Studenti e ricercatori

Economia, medicina, scienze: più di 2.700 programmi al via

di Francesca Barbieri

Cresce l’offerta post-laurea: sono poco più di 2.700 i master in partenza per il prossimo accademico, tra corsi di primo livello, secondo livello, executive master ed Mba. Rispetto ai 2.500 dello scorso anno si registra un aumento di circa il 10 per cento.

L’offerta più ricca, come sempre, riguarda l’area che raggruppa economia, finanza, management, giurisprudenza, scienze politiche e sociologia, con un ventaglio di quasi 1.200 corsi. A seguire, medicina con circa 800 proposte, scienze e tecnologia conpoco meno di 400 corsi e infine i programmi dell’area umanistica (circa 350).

In questa fase in cui il tasso di disoccupazione giovanile resta oltre i livelli di guardia (più del 35%), l’idea di investire sulla propria formazione può rivelarsi vincente.

In base a un’indagine realizzata dal Consorzio interuniversitario AlmaLaurea su un campione di diplomati dei corsi di master del 2015, intervistati a un anno dal conseguimento del titolo (9mila diplomati negli atenei di Bergamo, Bologna, Bolzano, Brescia, Ferrara, Genova, Milano Bicocca, Iulm, Milano Statale, Modena e Reggio Emilia, Napoli L’Orientale, Padova, Palermo, Piemonte orientale, La Sapienza, Roma Tre, Salerno, Siena, Torino Politecnico, Venezia Ca’Foscari, Venezia Iuav) risulta occupato l’84,2% di chi ha ultimato il master, mentre il tasso di disoccupazione è al 10 per cento.

Tra gli occupati, uno su cinque ha trovato lavoro alla fine del master, mentre la stragrande maggioranza prosegue il lavoro iniziato prima di iscriversi al master (61,1%).

Il settore di attività è in prevalenza quello privato (55% dei casi), così come a “vincere” tra i contratti di assunzione è quello a tempo indeterminato (per un giovane su due).

Il ruolo del master per l’ottenimento dell’attuale lavoro?
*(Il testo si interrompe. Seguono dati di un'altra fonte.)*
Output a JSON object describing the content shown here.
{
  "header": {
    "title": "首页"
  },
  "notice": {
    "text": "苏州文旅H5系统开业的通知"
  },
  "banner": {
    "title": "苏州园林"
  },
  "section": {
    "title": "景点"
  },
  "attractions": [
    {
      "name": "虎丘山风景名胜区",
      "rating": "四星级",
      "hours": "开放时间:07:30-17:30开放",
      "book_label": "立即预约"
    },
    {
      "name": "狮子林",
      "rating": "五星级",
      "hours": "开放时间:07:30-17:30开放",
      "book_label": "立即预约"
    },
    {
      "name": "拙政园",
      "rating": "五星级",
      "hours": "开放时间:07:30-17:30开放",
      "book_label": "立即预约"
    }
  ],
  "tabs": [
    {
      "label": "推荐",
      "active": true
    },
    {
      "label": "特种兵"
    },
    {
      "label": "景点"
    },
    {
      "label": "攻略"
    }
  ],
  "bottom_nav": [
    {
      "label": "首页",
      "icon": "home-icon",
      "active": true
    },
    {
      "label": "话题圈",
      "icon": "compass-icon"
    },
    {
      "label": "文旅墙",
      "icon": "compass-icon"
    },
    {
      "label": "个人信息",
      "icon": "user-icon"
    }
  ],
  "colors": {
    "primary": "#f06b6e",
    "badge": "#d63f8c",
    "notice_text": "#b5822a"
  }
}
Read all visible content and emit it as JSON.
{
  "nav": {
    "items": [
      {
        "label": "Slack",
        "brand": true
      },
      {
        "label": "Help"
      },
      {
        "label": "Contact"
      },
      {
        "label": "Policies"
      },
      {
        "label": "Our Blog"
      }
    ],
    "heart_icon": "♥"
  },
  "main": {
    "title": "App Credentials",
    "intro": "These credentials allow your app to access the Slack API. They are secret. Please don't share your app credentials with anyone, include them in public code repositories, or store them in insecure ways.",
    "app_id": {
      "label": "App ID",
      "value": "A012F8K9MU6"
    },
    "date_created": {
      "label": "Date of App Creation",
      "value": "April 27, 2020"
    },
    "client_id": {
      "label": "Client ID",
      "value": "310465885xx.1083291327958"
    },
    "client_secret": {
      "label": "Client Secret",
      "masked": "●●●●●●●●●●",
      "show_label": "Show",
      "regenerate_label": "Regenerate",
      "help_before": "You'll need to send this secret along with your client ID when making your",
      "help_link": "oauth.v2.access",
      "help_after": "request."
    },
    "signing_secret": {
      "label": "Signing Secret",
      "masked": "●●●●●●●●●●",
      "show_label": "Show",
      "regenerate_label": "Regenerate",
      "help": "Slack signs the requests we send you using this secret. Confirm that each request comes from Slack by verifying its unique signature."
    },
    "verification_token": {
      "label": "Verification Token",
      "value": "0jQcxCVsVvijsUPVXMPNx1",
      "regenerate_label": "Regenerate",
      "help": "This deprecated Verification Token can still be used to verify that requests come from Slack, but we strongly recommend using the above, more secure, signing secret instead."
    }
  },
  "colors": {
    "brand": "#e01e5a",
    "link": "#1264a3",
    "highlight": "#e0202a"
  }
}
Determinante in quasi un caso tre (ma la percentuale sale al 41,9% per chi ha conseguito un master in scienze o in ingegneria), buono nel 27% dei casi, a portare oltre il 50% la quota dei soddisfatti (ruolo marginale, invece, per il 17% degli intervistati e nullo per il 26%).

Quasi tutti, in ogni caso, se tornassero indietro si iscriverebbero di nuovo al master (74%), con una percentuale di gradimento più elevata all’interno dell’area umanistica (80,7 per cento).

Ma quali criteri seguire nella scelta del master?

«È opportuno tenere conto del fatto che il percorso sia in linea con le attitudini e l’iter formativo del laureato - risponde Ivano Dionigi, presidente di AlmaLaurea - con le sue aspirazioni professionali, che preveda lo svolgimento di stage in azienda e l’utilizzo delle lingue straniere, ma che sia anche un reale ponte tra mondo della formazione e lavoro».

I dati dell’indagine AlmaLaurea dimostrano ancora una volta che il lifelong learning. rappresenta un valore aggiunto non solo per i giovani, ma anche per gli adulti. «Non stupisce quindi che tra le motivazioni alla base di quanti scelgono di iscriversi - conclude Dionigi - spicchi in primis quella relativa alla possibilità di accrescere le proprie competenze professionali, ma anche per approfondire i propri interessi culturali e per le prospettive di un diretto inserimento nel mercato del lavoro».